SONGS of INNOCENCE 12 (E 10)
THE CHIMNEY SWEEPER
THE CHIMNEY SWEEPER
"When my mother died I was very young,
And my father sold me while yet my tongue
Could scarcely cry weep weep weep weep.
So your chimneys I sweep & in soot I sleep,
Theres little Tom Dacre, who cried when his head
That curl'd like a lambs back, was shav'd, so I said.
Hush Tom never mind it, for when your head's bare,
You know that the soot cannot spoil your white hair.
And so be was quiet, & that very night,
As Tom was a sleeping he had such a sight,
That thousands of sweepers Dick, Joe, Ned & Jack
Were all of them lock'd up in coffins of black,
And by came an Angel who had a bright key,
And he open'd the coffins & set them all free.
Then down a green plain leaping laughing they run
And wash in a river and shine in the Sun.
Then naked & white, all their bags left behind,
They rise upon clouds, and sport in the wind.
And the Angel told Tom if he'd be a good boy,
He'd have God for his father & never want joy.
And so Tom awoke and we rose in the dark
And got with our bags & our brushes to work.
Tho' the morning was cold, Tom was happy & warm,
So if all do their duty, they need not fear harm."
Weep, weep, weep doesn't just mean sweep, sweep, sweep it also means weep,
weep, weep! This introduces a note of sadness, an emotional content to the
poem. The plight of the child and of children like him is brought to
our attention. The child is aware of his situation and feels it deeply.
His dream of seeing himself and his friends being locked in coffins
frightens him as would the actual experience of climbing the narrow
spaces within chimneys.
The Angel has a 'key' to release him and his friends. From the
experience the children have with the Angel, I suspect Blake was using
the Angel to represent the religious position taken by the established
church saying: 'forget about your pain', 'be a good boy', 'God will
reward you later.' Could the Angel's key be church doctrines which
soothe the conscience of the believers? That Tom was 'happy and warm'
because of his experience with the Angel seems false - spoken
ironically.
Can children be trapped in many ways - by their poverty, by the neglect
of their families, by the economic structure of their society, by living
in this mortal flesh, by a church whose doctrines supported oppression?

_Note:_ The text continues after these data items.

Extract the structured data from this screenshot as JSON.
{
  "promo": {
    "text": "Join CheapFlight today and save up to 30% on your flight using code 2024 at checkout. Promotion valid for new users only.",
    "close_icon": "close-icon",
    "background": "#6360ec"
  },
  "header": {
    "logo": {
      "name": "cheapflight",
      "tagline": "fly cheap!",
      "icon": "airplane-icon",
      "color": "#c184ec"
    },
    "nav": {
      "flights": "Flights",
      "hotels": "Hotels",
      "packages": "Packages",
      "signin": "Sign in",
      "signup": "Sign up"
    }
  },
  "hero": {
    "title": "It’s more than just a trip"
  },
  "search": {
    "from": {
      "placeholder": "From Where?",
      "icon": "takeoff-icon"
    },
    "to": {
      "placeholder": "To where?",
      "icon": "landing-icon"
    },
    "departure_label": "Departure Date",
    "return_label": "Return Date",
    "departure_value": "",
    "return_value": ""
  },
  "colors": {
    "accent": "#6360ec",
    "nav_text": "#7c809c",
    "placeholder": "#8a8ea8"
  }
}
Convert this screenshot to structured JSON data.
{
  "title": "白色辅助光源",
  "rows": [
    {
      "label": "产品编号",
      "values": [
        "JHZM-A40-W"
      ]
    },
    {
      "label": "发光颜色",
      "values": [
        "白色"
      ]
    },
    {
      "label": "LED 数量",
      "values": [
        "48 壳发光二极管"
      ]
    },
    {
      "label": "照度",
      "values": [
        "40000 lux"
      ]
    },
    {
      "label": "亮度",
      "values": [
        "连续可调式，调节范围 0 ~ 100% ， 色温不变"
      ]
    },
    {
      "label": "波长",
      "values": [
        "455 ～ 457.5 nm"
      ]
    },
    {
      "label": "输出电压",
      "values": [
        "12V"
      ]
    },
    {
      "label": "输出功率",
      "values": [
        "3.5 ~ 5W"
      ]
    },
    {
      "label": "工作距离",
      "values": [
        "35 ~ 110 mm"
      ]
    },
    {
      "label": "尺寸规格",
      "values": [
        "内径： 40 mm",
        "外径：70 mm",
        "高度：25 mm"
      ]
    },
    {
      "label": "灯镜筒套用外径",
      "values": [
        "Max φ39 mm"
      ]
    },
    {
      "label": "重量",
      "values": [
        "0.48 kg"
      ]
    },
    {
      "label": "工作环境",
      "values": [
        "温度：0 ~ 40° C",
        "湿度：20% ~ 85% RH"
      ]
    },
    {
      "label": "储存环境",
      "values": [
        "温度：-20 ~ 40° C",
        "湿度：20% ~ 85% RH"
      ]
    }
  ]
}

Yes, in all these ways and many more, of which Blake was acutely aware
and to which he wanted to sensitize us.
SONGS OF EXPERIENCE, 37, THE CHIMNEY SWEEPER (E 22)
Blake doesn't set limits on how his
poem can be interpreted. He
presents it to us, and we respond
according to our psychological,
spiritual, social or political condition.
As Damon (A Blake Dictionary)
says, "symbolism is a dream which
fails it its entire meaning is obvious."